GOP Speechwriter Responsible For ‘Benghazi Mom’ Convention Speech Admits He’s Voting Hillary

Richard Cross describes himself as a “lifelong political animal and a longtime Maryland Republican.” He has “worked on the staffs of Maryland Congresswoman Helen Bentley and Congressman/Gov. Bob Ehrlich,” and “also served on the GOP staff of the House Financial Services Committee.”

In an op-ed published in the Baltimore Sun on Tuesday, Cross said has “always been GOP to the core” and grew up idolizing Richard Nixon and Ronald Reagan. Most recently, he was the speechwriter who wrote the speech given by Patricia Smith, aka “Benghazi Mom,” at the Republican National Convention.

And despite all this, Cross says he will cast his vote for Hillary Clinton in November.

In fact, I personally drafted the speech of the “Benghazi mom,” Patricia Smith. In that speech, I concluded with the following line: “If Hillary Clinton can’t give us the truth, why should we give her the presidency?” As a political speechwriter, that was something of a home run moment for me. The New Yorker called the speech “the weaponization of grief.”

But weeks after the end of the 2016 GOP convention, I am confronted by an inconvenient fact: Despite what I wrote in that nationally televised speech about Hillary Clinton, I may yet have to vote for her because of the epic deficiencies of my own party’s nominee.

Cross then explained why he has had the sudden turnaround. Like many other Republicans, he finds himself supporting the Democratic nominee for president because of the dangerous billionaire bully that is now heading up the GOP.

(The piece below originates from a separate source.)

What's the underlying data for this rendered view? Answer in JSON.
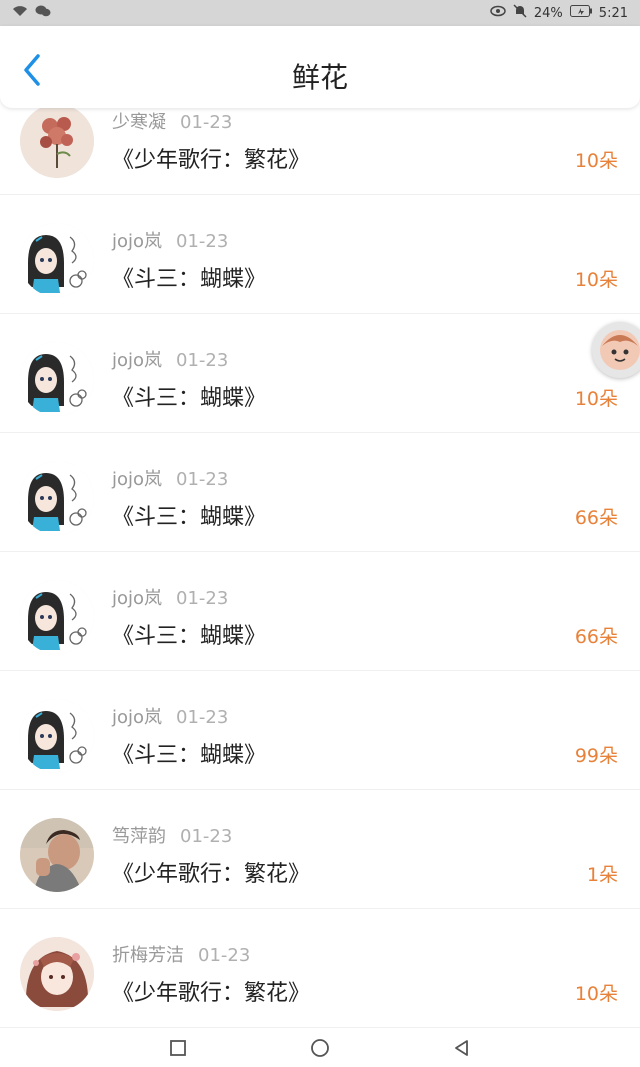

“President Eisenhower would have never proposed banning Muslims from America. Nor would President Nixon. Nor would President Reagan. Donald Trump has betrayed and perverted their legacies. Consequently, I no longer recognize my party,” writes Cross

“I cannot vote for Donald Trump,” declares Cross. “I could never vote for Donald Trump.”

Cross then explains what will really be decided at the polls in November.

I believe this is a citizenship election similar to others we have had in our history. This is a time to stand up and be counted — just like supporters of the civil rights movement once chose to do.

The central question in 2016: Are Muslim Americans an equal and welcome member of the American constituency?

For me, the answer is a clear “yes.” Now, the question becomes: Can we come together and find a positive solution to the issue of illegal immigration, just like President Reagan and congressional Democrats were able to achieve? The answer to that is, “we must.”

To choose otherwise embraces fear, as Donald Trump has chosen to do. Fear sometimes wins you elections, but it doesn’t create jobs, build schools, reduce crime or improve the quality of life for all citizens. Great political leaders help us transcend our fears.

This is not an easy decision for Cross and he describes the prospect of voting for Clinton as “uncomfortable,” saying it is “as if Dr. Van Helsing were compelled to vote for Dracula.” But he then concludes that “the only prospect more terrifying than voting for Hillary Clinton is not voting for her.”

According to Cross, “The reality of American politics today is, she is the only choice.”